This week Sen. Roger Marshall, R-Kan., introduced an amendment to the Senate Agriculture Appropriations bill that echoes a similar proposal in the House by Rep. Keith Self, R-Texas, that if passed would prohibit funding from the Farm Bill to be used to implement or enforce the National Organic Program’s Organic Livestock and Poultry Standards.
The OLPS proposed rule, if finalized, would standardize livestock health care practices, including physical alteration procedures that are prohibited and restricted for organic livestock; living conditions “to better reflect the needs and behaviors of the different species, as well as related consumer expectations;” and transport of animals, including new requirements on the transport of organic livestock for sale or slaughter, according to the Federal Register notice published last summer.
Even though the proposed rule would only apply to participants in the USDA organic program, which is voluntary, legislators have repeatedly tried to block its passage – including The Trump Administration which froze passage of an earlier final version of the OLPS that was passed under the Obama Administration.

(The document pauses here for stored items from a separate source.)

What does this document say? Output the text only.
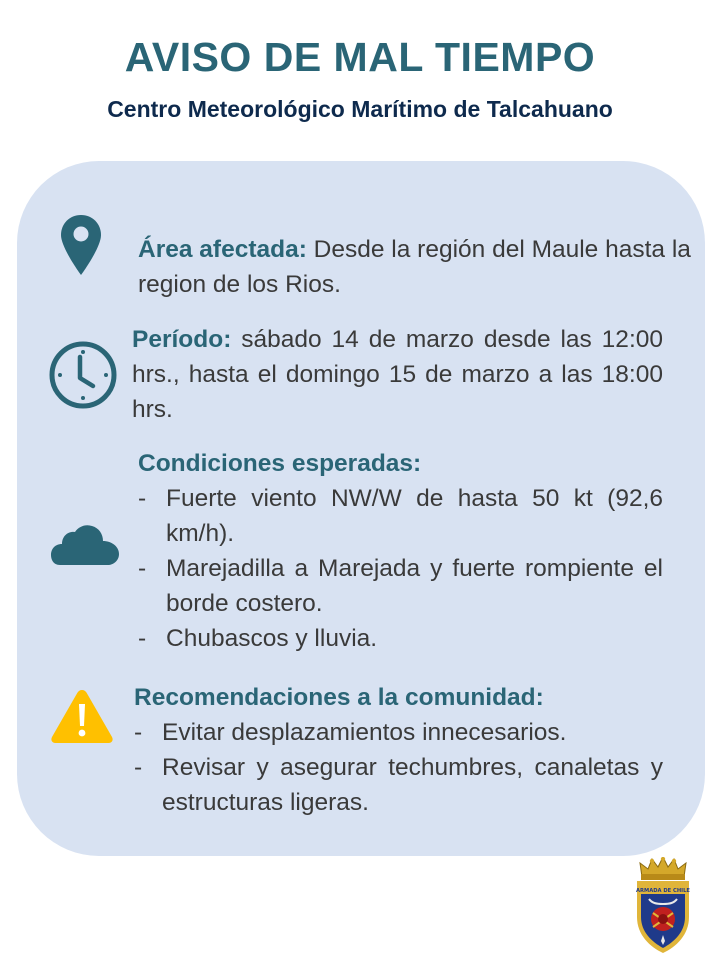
AVISO DE MAL TIEMPO
Centro Meteorológico Marítimo de Talcahuano
Área afectada: Desde la región del Maule hasta la region de los Rios.
Período: sábado 14 de marzo desde las 12:00 hrs., hasta el domingo 15 de marzo a las 18:00 hrs.
Condiciones esperadas:
- Fuerte viento NW/W de hasta 50 kt (92,6 km/h).
- Marejadilla a Marejada y fuerte rompiente el borde costero.
- Chubascos y lluvia.
Recomendaciones a la comunidad:
- Evitar desplazamientos innecesarios.
- Revisar y asegurar techumbres, canaletas y estructuras ligeras.
ARMADA DE CHILE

‘A blatant attack on organic’
According to the Organic Trade Association, Marshall’s and Self’s amendments “are a blatant attack on organic” that is “unjust and unwarranted and represents a broader attempt to dismantle the National Organic Program.”
The trade group argues “adoption of these amendments would set a dangerous precedent for organic rule-making and threaten the future of organic.”
The USDA Organic standard is unique in that it was established as a living certification program that could be updated by taking into account advice from the National Organic Standards Board.
If passed, OTA has argued, the proposed amendments could weaken this structure, threatening the National Organic Program’s ability to evolve with consumer expectations and risking economic harm to organic producers and businesses that rely on shoppers’ confidence in the label.OTA promises an “all-out effort to fight this attack.”
Could proposed EATS Act complicate defending OLPS?
But could the attack perceived by OTA go beyond organic and could it be harder to defend against now that Marshall is involved given he is actively fighting alongside other political heavyweights to fight state laws that he perceives as posing a similar threat to conventional animal agriculture.
For example, Marshall, along with Sen. Chuck Grassley, R-Iowa, and others, introduced in June the Ending Agricultural Trade Suppression (EATS) Act, which aims to prevent regulations in one state from impacting farmers and ranchers outside of their jurisdiction.
An obvious target of the Act is California’s Proposition 12, which prohibits sale in the state of pork that does not meet its heightened animal welfare standards and which the Supreme Court upheld in May after the National Pork Producers and the American Farm Bureau unsuccessfully argued that it violated the US Constitution by “impermissibly burdening interstate commerce.” The groups claimed, and the court dismissed, that because California imports almost all of the pork it consumes the compliance costs of Prop 12 would be “unfairly” borne by out-of-state farms.
An earlier version of the OLPS faced similar opposition, including from the American Farm Bureau Federation and that National Pork Producers Council. NPPC called for the complete withdrawal of the earlier regulation on the grounds that it pushed an agenda rather than advanced food safety or animal welfare. At the time there was concern that elevating the standards for organic could threaten conventional players’ market share by raising consumer awareness and demand for a similar level of animal welfare.
If the OLPS is pulled into the broader political debate about the ripple effects state laws it may face more aggressive attention that is not easy to shake.
A key difference between OLPS and the state laws, which could work in its favor, is that OLPS is not mandatory – rather it is voluntary and only those seeking organic certification would need to comply.
And, as illustrated by the Supreme Court’s ruling on Prop 12, arguments against states’ and voluntary certification programs’ ability to establish their own rules may not hold up.
However, the court of public opinion, may not see it that way if the standards are perceived as an economic and social threat to conventional agriculture stakeholders – meaning the final outcome is still in the air.